Boston, Tuesday, Day Two : Tiffany Windows, Museum of Fine arts, the tea party museum, and evening adventures
The Arlington Street Church, just around the corner from our hotel, has what is believed to be the largest collection of Tiffany stained glass windows in any one church. It is currently one of the many Unitarian Universalist Churches in the Boston area.
The Boston Museum of Fine Arts American Wing tells the story of our nation's art in painting, sculpture and decorative arts. A glass atrium joins the two wings. Shown here are John Singleton Copley's Watson and the Shark and Joan Mitchell's Chamonix.

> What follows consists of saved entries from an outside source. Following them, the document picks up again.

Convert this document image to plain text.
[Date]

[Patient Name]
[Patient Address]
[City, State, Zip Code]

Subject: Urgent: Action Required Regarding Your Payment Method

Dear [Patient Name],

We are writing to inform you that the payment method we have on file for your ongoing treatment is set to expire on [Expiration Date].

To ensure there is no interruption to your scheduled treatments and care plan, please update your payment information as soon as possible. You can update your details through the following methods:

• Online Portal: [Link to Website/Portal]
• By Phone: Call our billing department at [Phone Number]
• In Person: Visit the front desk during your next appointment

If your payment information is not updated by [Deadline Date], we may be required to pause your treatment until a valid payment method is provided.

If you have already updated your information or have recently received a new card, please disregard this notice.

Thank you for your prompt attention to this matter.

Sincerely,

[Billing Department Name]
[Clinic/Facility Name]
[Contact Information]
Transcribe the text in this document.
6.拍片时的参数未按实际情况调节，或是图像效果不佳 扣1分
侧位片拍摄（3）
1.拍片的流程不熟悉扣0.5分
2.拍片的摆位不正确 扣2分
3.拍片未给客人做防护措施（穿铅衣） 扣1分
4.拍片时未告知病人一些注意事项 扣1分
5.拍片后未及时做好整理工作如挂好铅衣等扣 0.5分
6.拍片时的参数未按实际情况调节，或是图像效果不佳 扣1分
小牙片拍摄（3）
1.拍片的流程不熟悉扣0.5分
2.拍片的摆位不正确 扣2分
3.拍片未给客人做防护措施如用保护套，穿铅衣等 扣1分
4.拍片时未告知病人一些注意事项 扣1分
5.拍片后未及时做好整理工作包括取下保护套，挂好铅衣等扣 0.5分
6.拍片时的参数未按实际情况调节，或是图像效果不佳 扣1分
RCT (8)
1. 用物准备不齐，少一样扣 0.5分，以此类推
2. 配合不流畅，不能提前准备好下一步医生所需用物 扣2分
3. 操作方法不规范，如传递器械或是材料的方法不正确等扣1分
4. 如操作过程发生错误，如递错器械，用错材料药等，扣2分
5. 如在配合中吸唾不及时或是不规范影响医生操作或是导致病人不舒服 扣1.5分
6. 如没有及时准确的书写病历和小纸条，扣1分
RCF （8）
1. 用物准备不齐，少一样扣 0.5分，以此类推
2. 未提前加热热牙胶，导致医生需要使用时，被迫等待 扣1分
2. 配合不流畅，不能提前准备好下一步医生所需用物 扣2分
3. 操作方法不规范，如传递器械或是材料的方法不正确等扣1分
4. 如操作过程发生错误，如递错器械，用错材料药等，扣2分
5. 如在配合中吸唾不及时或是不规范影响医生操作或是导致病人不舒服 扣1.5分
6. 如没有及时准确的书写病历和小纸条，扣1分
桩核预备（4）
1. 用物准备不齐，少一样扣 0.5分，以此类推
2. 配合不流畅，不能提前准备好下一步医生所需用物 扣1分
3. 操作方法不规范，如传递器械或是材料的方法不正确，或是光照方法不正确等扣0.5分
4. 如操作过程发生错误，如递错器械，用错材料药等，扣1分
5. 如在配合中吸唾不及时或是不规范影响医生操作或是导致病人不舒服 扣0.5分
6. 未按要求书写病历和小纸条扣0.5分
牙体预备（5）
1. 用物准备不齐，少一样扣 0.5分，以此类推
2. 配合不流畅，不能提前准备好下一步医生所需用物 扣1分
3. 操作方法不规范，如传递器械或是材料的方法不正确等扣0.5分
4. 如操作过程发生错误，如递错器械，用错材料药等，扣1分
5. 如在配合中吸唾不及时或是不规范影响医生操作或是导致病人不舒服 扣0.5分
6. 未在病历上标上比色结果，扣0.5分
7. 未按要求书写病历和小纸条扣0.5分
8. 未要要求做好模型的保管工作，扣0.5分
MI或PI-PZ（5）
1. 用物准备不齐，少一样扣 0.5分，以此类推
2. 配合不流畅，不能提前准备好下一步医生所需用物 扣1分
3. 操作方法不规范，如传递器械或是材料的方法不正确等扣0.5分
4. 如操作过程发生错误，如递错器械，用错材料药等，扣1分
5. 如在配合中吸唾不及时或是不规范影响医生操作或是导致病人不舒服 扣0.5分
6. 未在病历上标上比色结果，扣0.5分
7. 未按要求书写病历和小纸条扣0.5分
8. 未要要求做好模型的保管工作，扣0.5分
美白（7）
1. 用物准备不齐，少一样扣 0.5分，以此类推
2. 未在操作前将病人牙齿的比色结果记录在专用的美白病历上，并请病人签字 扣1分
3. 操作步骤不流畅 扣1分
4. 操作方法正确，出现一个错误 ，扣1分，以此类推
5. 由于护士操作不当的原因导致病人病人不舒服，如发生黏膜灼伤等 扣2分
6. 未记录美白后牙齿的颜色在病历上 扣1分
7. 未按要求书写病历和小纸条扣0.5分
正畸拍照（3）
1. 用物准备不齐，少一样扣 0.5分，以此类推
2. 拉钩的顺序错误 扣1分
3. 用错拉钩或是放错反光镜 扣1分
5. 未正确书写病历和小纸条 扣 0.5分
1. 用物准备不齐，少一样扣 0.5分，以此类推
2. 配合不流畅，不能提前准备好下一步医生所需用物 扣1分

The Tea Party Museum is at the site of the original Boston Tea Party the night of December 16, 1773. A replica of one of the ships with life size figures and live actors made for an authentic experience. The loose tea was packed in 342 wooden boxes on three ships and took the men (exact number unknown) three hours to dump into the harbor. The ship's captain (portrayed seated at his desk in his quarters on board ship) gave the Sons of Liberty permission to dump the tea, provided they did not touch the other cargo. Our group enjoyed tea and pastries afterwards.
We strolled Faneuil Hall Marketplace then dined at Union Oyster House, offering chowder and New England seafood standards since 1826.
The Boston Public Library, by McKim, Mead and White, completed by 1895, is particularly enchanting at night. The John Singer Sargent murals on the third floor gallery ceiling are arguably his finest work. The gallery is huge: 84 feet long, 23 feet wide and 26 feet high.